I could go on for paragraphs and paragraphs on how great their old albums are. From the eternal wisdom of singing
Ein Salat darf nicht mit Nudeln sein, denn sowas rächt sich bitterlich [
A salad must not be with noodles as that’ll bitterly avenge itself] in Alten Resten eine Chance to the pedant’s favourite Alle vier Minuten which brilliantly starts with
Alle vier Minuten kommt die U-Bahn hier vorbei /
und alle dreieinhalb Minuten kommt ein neues Bier /
und ich sage dir, das ist ungesund. /
Weil es nämlich irreführend und gefährlich ist /
wenn etwas U-Bahn heißt, das über unsren Köpfen rattert, schließlich steht das U für Untergrund.
[Once in four minutes the U-Bahn passes here / and once in three and a half minutes a new beer is coming along / and I tell you this isn’t healthy. / Because it’s misleading and dangerous / if something driving above our heads is called U-Bahn, after all ‘U’ is for Underground.]
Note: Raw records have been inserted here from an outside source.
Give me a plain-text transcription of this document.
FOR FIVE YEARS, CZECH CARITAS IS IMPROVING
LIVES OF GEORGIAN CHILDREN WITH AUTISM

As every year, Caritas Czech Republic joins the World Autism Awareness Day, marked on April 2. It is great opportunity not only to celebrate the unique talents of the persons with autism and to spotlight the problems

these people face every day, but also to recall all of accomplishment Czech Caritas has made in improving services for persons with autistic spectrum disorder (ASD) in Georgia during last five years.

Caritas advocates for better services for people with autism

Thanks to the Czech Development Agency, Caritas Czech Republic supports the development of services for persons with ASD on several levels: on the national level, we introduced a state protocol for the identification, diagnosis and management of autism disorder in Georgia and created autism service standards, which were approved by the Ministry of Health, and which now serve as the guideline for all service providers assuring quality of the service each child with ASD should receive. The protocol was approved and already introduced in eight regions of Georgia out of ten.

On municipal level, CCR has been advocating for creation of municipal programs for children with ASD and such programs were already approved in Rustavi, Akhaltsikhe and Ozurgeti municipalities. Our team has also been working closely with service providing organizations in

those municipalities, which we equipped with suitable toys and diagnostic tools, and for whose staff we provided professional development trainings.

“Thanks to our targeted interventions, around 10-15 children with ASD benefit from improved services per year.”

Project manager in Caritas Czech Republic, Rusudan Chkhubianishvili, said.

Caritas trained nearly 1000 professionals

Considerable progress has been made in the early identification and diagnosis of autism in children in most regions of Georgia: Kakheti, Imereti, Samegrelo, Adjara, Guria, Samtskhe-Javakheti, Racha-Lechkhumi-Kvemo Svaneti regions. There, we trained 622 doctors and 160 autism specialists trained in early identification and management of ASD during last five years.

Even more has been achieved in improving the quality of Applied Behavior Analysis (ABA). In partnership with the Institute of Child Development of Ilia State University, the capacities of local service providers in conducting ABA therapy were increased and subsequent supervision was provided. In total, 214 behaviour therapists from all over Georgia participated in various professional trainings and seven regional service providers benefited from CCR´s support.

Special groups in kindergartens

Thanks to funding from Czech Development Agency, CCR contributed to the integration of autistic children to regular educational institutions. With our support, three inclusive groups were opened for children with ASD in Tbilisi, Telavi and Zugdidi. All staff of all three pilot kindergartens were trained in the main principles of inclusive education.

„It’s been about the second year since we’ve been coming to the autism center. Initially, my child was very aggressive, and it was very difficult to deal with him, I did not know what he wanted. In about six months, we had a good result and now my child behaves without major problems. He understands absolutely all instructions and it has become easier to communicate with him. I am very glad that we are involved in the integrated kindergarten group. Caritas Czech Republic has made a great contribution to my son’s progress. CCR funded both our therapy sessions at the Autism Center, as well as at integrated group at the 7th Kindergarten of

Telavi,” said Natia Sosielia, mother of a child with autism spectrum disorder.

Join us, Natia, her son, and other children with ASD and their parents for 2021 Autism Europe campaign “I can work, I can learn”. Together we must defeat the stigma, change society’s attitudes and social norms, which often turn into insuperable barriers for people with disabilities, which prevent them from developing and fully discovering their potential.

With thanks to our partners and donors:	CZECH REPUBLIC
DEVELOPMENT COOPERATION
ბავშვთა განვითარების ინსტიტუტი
The song then goes on to explore the dramatic problems that the reality of public transport causes in terms of abuse of language. Fantastic, I say. Brilliant as well.
While their new album, Mittelpunkt der Welt, sounds more friendly, accessible and simple to begin with it is still charming. If only because it starts with a song called Delmenhorst which is a small town just next to Bremen, where I grew up. In fact, Sven Regener, Element of Crime’s chief lyricist is from Bremen as well (and has published two books, Herr Lehmann and Neue Vahr Süd which are boringly entertaining the reader with the repetitious life of Frank Lehmann who grows up in Neue Vahr Süd, a suburb of Bremen once more and thus experiences a few things close to where I grew up myself).
Err, what was I saying? Well, great band, great Sven, slightly dull books one of which is about my home town and thus great anyway, so-so album. You should learn German just to be able to fully appreciate the band, but the current album may not be the most rewarding one to start with…
Oh and it looks like both Element of Crime and Mogwai are going to play at Haldern this year.
Oh and it looks like both Element of Crime and Mogwai are going to > play at Haldern this year.
So what’s the flavour of the year Mr.Sven? Hurricane or Haldern?
Uh, currently I am strongly tempted to go to both. So many great bands at Hurricane (bands like The Strokes or Adam Green which I’ve seen before and wouldn’t travel to Berlin or whatever for just to see them again but which I definitely would love to see again and most specifically Sigur Rós who I might get to see at last).
And Haldern is just so nice that even those two good bands will be reason enough to go there.
Thanks for the heads up on Louis XIV. I liked the album a lot. I don’t keep up with new music very well, so its good to recommendations.